Twice a year the MOD releases the UK Armed Forces Biannual Diversity Statistics which captures data on diversity trends within the Armed Forces. Available data only goes back to 2012 but shows how, in such a short time, the trends have led to a much more diverse organisation. Although there were no official quotas set for recruiting from certain sections of society, the MOD has always been keen to encourage people to join from all communities so that the forces better reflect the make-up of the country.
It’s a far cry from when I joined in 1986 when my recruiting sergeant said to me ‘you want to join the Household Cavalry? Sorry son, you’re the wrong colour’.

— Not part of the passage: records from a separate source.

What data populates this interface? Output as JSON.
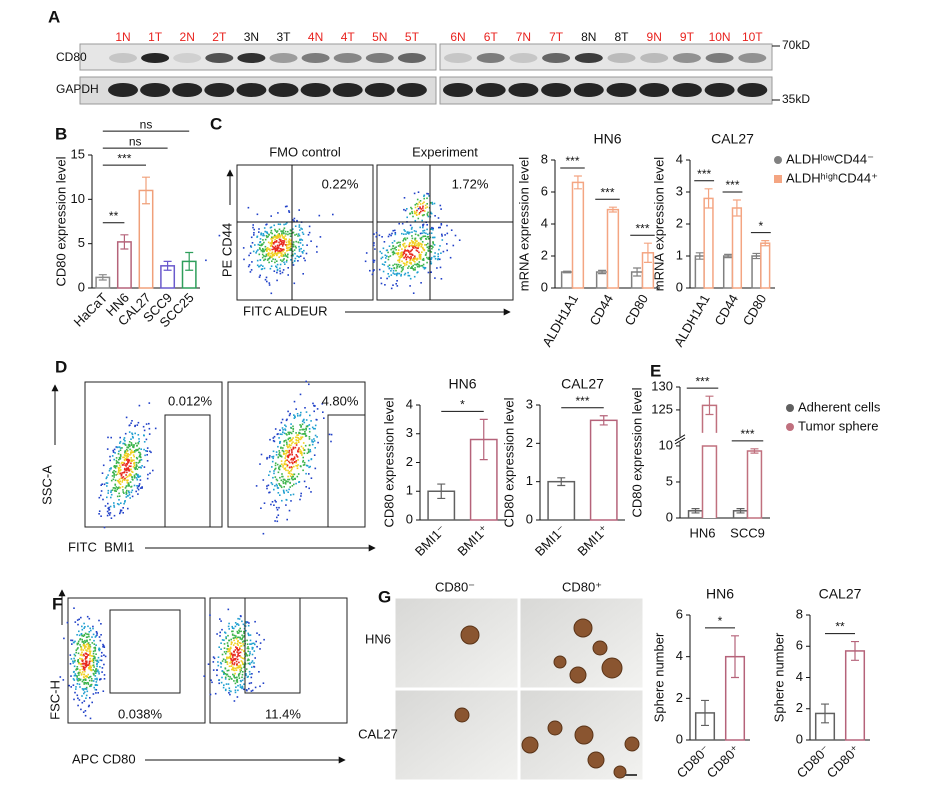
{
  "panel_labels": [
    "A",
    "B",
    "C",
    "D",
    "E",
    "F",
    "G"
  ],
  "blot": {
    "lanes": [
      [
        {
          "label": "1N",
          "color": "#e8231f"
        },
        {
          "label": "1T",
          "color": "#e8231f"
        },
        {
          "label": "2N",
          "color": "#e8231f"
        },
        {
          "label": "2T",
          "color": "#e8231f"
        },
        {
          "label": "3N",
          "color": "#111111"
        },
        {
          "label": "3T",
          "color": "#111111"
        },
        {
          "label": "4N",
          "color": "#e8231f"
        },
        {
          "label": "4T",
          "color": "#e8231f"
        },
        {
          "label": "5N",
          "color": "#e8231f"
        },
        {
          "label": "5T",
          "color": "#e8231f"
        }
      ],
      [
        {
          "label": "6N",
          "color": "#e8231f"
        },
        {
          "label": "6T",
          "color": "#e8231f"
        },
        {
          "label": "7N",
          "color": "#e8231f"
        },
        {
          "label": "7T",
          "color": "#e8231f"
        },
        {
          "label": "8N",
          "color": "#111111"
        },
        {
          "label": "8T",
          "color": "#111111"
        },
        {
          "label": "9N",
          "color": "#e8231f"
        },
        {
          "label": "9T",
          "color": "#e8231f"
        },
        {
          "label": "10N",
          "color": "#e8231f"
        },
        {
          "label": "10T",
          "color": "#e8231f"
        }
      ]
    ],
    "rows": [
      "CD80",
      "GAPDH"
    ],
    "size_markers": [
      "70kD",
      "35kD"
    ]
  },
  "flow": [
    {
      "y_axis": "PE CD44",
      "x_axis": "FITC ALDEUR",
      "plots": [
        {
          "title": "FMO control",
          "percent": "0.22%"
        },
        {
          "title": "Experiment",
          "percent": "1.72%"
        }
      ]
    },
    {
      "y_axis": "SSC-A",
      "x_axis": "FITC  BMI1",
      "plots": [
        {
          "percent": "0.012%"
        },
        {
          "percent": "4.80%"
        }
      ]
    },
    {
      "y_axis": "FSC-H",
      "x_axis": "APC CD80",
      "plots": [
        {
          "percent": "0.038%"
        },
        {
          "percent": "11.4%"
        }
      ]
    }
  ],
  "micrographs": {
    "columns": [
      "CD80⁻",
      "CD80⁺"
    ],
    "rows": [
      "HN6",
      "CAL27"
    ]
  },
  "chart_data": [
    {
      "type": "bar",
      "ylabel": "CD80 expression level",
      "categories": [
        "HaCaT",
        "HN6",
        "CAL27",
        "SCC9",
        "SCC25"
      ],
      "series": [
        {
          "colors": [
            "#8c8c8c",
            "#b5637a",
            "#f0a07a",
            "#6a5acd",
            "#2e9e5b"
          ],
          "values": [
            1.2,
            5.2,
            11,
            2.5,
            3
          ],
          "errors": [
            0.3,
            0.8,
            1.5,
            0.5,
            1.0
          ]
        }
      ],
      "ylim": [
        0,
        15
      ],
      "yticks": [
        0,
        5,
        10,
        15
      ],
      "annotations": [
        null,
        "**",
        "***",
        "ns",
        "ns"
      ]
    },
    {
      "type": "bar",
      "title": "HN6",
      "ylabel": "mRNA expression level",
      "categories": [
        "ALDH1A1",
        "CD44",
        "CD80"
      ],
      "series": [
        {
          "color": "#808080",
          "values": [
            1,
            1,
            1
          ],
          "errors": [
            0.05,
            0.1,
            0.25
          ]
        },
        {
          "color": "#f4a582",
          "values": [
            6.6,
            4.9,
            2.2
          ],
          "errors": [
            0.4,
            0.15,
            0.6
          ]
        }
      ],
      "ylim": [
        0,
        8
      ],
      "yticks": [
        0,
        2,
        4,
        6,
        8
      ],
      "annotations": [
        "***",
        "***",
        "***"
      ]
    },
    {
      "type": "bar",
      "title": "CAL27",
      "ylabel": "mRNA expression level",
      "categories": [
        "ALDH1A1",
        "CD44",
        "CD80"
      ],
      "series": [
        {
          "name": "ALDHˡᵒʷCD44⁻",
          "legend_marker": "circle",
          "color": "#808080",
          "values": [
            1,
            1,
            1
          ],
          "errors": [
            0.1,
            0.05,
            0.08
          ]
        },
        {
          "name": "ALDHʰⁱᵍʰCD44⁺",
          "legend_marker": "square",
          "color": "#f4a582",
          "values": [
            2.8,
            2.5,
            1.4
          ],
          "errors": [
            0.3,
            0.25,
            0.08
          ]
        }
      ],
      "ylim": [
        0,
        4
      ],
      "yticks": [
        0,
        1,
        2,
        3,
        4
      ],
      "annotations": [
        "***",
        "***",
        "*"
      ]
    },
    {
      "type": "bar",
      "title": "HN6",
      "ylabel": "CD80 expression level",
      "categories": [
        "BMI1⁻",
        "BMI1⁺"
      ],
      "series": [
        {
          "colors": [
            "#606060",
            "#b5637a"
          ],
          "values": [
            1.0,
            2.8
          ],
          "errors": [
            0.25,
            0.7
          ]
        }
      ],
      "ylim": [
        0,
        4
      ],
      "yticks": [
        0,
        1,
        2,
        3,
        4
      ],
      "annotations": [
        "*"
      ]
    },
    {
      "type": "bar",
      "title": "CAL27",
      "ylabel": "CD80 expression level",
      "categories": [
        "BMI1⁻",
        "BMI1⁺"
      ],
      "series": [
        {
          "colors": [
            "#606060",
            "#b5637a"
          ],
          "values": [
            1.0,
            2.6
          ],
          "errors": [
            0.1,
            0.12
          ]
        }
      ],
      "ylim": [
        0,
        3
      ],
      "yticks": [
        0,
        1,
        2,
        3
      ],
      "annotations": [
        "***"
      ]
    },
    {
      "type": "bar",
      "ylabel": "CD80 expression level",
      "categories": [
        "HN6",
        "SCC9"
      ],
      "series": [
        {
          "name": "Adherent cells",
          "legend_marker": "circle",
          "color": "#606060",
          "values": [
            1,
            1
          ],
          "errors": [
            0.3,
            0.3
          ]
        },
        {
          "name": "Tumor sphere",
          "legend_marker": "circle",
          "color": "#c0707e",
          "values": [
            126,
            9.3
          ],
          "errors": [
            2,
            0.3
          ]
        }
      ],
      "ylim": [
        0,
        130
      ],
      "ybreak": [
        10,
        120
      ],
      "yticks": [
        0,
        5,
        10,
        125,
        130
      ],
      "annotations": [
        "***",
        "***"
      ]
    },
    {
      "type": "bar",
      "title": "HN6",
      "ylabel": "Sphere number",
      "categories": [
        "CD80⁻",
        "CD80⁺"
      ],
      "series": [
        {
          "colors": [
            "#606060",
            "#b5637a"
          ],
          "values": [
            1.3,
            4.0
          ],
          "errors": [
            0.6,
            1.0
          ]
        }
      ],
      "ylim": [
        0,
        6
      ],
      "yticks": [
        0,
        2,
        4,
        6
      ],
      "annotations": [
        "*"
      ]
    },
    {
      "type": "bar",
      "title": "CAL27",
      "ylabel": "Sphere number",
      "categories": [
        "CD80⁻",
        "CD80⁺"
      ],
      "series": [
        {
          "colors": [
            "#606060",
            "#b5637a"
          ],
          "values": [
            1.7,
            5.7
          ],
          "errors": [
            0.6,
            0.6
          ]
        }
      ],
      "ylim": [
        0,
        8
      ],
      "yticks": [
        0,
        2,
        4,
        6,
        8
      ],
      "annotations": [
        "**"
      ]
    }
  ]
}
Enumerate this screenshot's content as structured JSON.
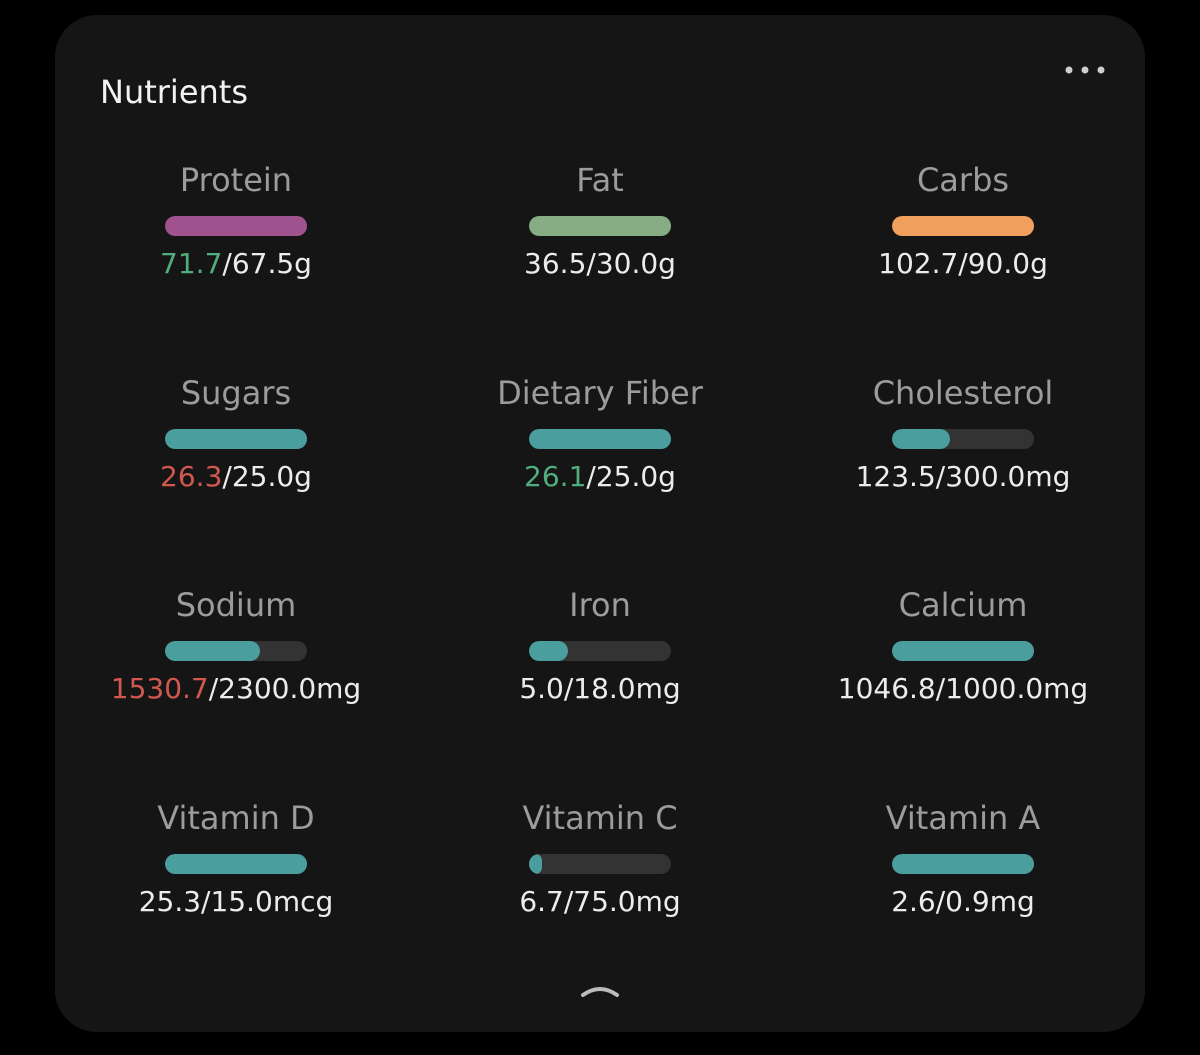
{
  "title": "Nutrients",
  "items": [
    {
      "label": "Protein",
      "consumed": "71.7",
      "goal": {
        "value": 67.5,
        "label": "/67.5g"
      },
      "color": "#a0528f",
      "consumed_color": "#4fae7c"
    },
    {
      "label": "Fat",
      "consumed": "36.5",
      "goal": {
        "value": 30.0,
        "label": "/30.0g"
      },
      "color": "#87ad85"
    },
    {
      "label": "Carbs",
      "consumed": "102.7",
      "goal": {
        "value": 90.0,
        "label": "/90.0g"
      },
      "color": "#f0a05c"
    },
    {
      "label": "Sugars",
      "consumed": "26.3",
      "goal": {
        "value": 25.0,
        "label": "/25.0g"
      },
      "color": "#4a9e9e",
      "consumed_color": "#d0584f"
    },
    {
      "label": "Dietary Fiber",
      "consumed": "26.1",
      "goal": {
        "value": 25.0,
        "label": "/25.0g"
      },
      "color": "#4a9e9e",
      "consumed_color": "#4fae7c"
    },
    {
      "label": "Cholesterol",
      "consumed": "123.5",
      "goal": {
        "value": 300.0,
        "label": "/300.0mg"
      },
      "color": "#4a9e9e"
    },
    {
      "label": "Sodium",
      "consumed": "1530.7",
      "goal": {
        "value": 2300.0,
        "label": "/2300.0mg"
      },
      "color": "#4a9e9e",
      "consumed_color": "#d0584f"
    },
    {
      "label": "Iron",
      "consumed": "5.0",
      "goal": {
        "value": 18.0,
        "label": "/18.0mg"
      },
      "color": "#4a9e9e"
    },
    {
      "label": "Calcium",
      "consumed": "1046.8",
      "goal": {
        "value": 1000.0,
        "label": "/1000.0mg"
      },
      "color": "#4a9e9e"
    },
    {
      "label": "Vitamin D",
      "consumed": "25.3",
      "goal": {
        "value": 15.0,
        "label": "/15.0mcg"
      },
      "color": "#4a9e9e"
    },
    {
      "label": "Vitamin C",
      "consumed": "6.7",
      "goal": {
        "value": 75.0,
        "label": "/75.0mg"
      },
      "color": "#4a9e9e"
    },
    {
      "label": "Vitamin A",
      "consumed": "2.6",
      "goal": {
        "value": 0.9,
        "label": "/0.9mg"
      },
      "color": "#4a9e9e"
    }
  ]
}
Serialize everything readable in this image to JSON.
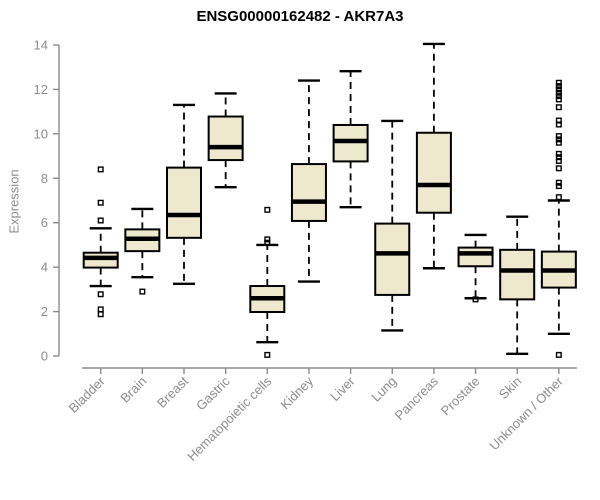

So why is this relevant to us?
As the Armed Forces become more diverse, then so do our clients of the future. It’s important we recognise that in the past where we would expect certain types of roles were male-only environments, barriers for women in the military have been removed, and it’s becoming likely to see women doing these roles in civilian life. We must, as an employment charity, guard against steering our clients toward a particular type of employment as we hold outdated perceptions, and deliver balanced support.
What does the data tell us?
As expected the data tells us the Armed Forces is an increasingly diverse mix of people, but how far has the change gone? Here are the current statics based from 2012 through to this year.
Females serving in the military has grown from 9.6% in 2012 to 11%, which is expected to increase in the future as the ban was recently lifted where women weren’t allowed to serve in so-called ‘front-line units’.
BAME representation has increased from 6.7% to 9.2%, but interestingly there was a larger proportion of those born in Britain joining the Armed Forces, whereas there was previously high representation from the Commonwealth.
The MOD doesn’t currently hold data on LGBTQ+ but does intend to capture the data in the future.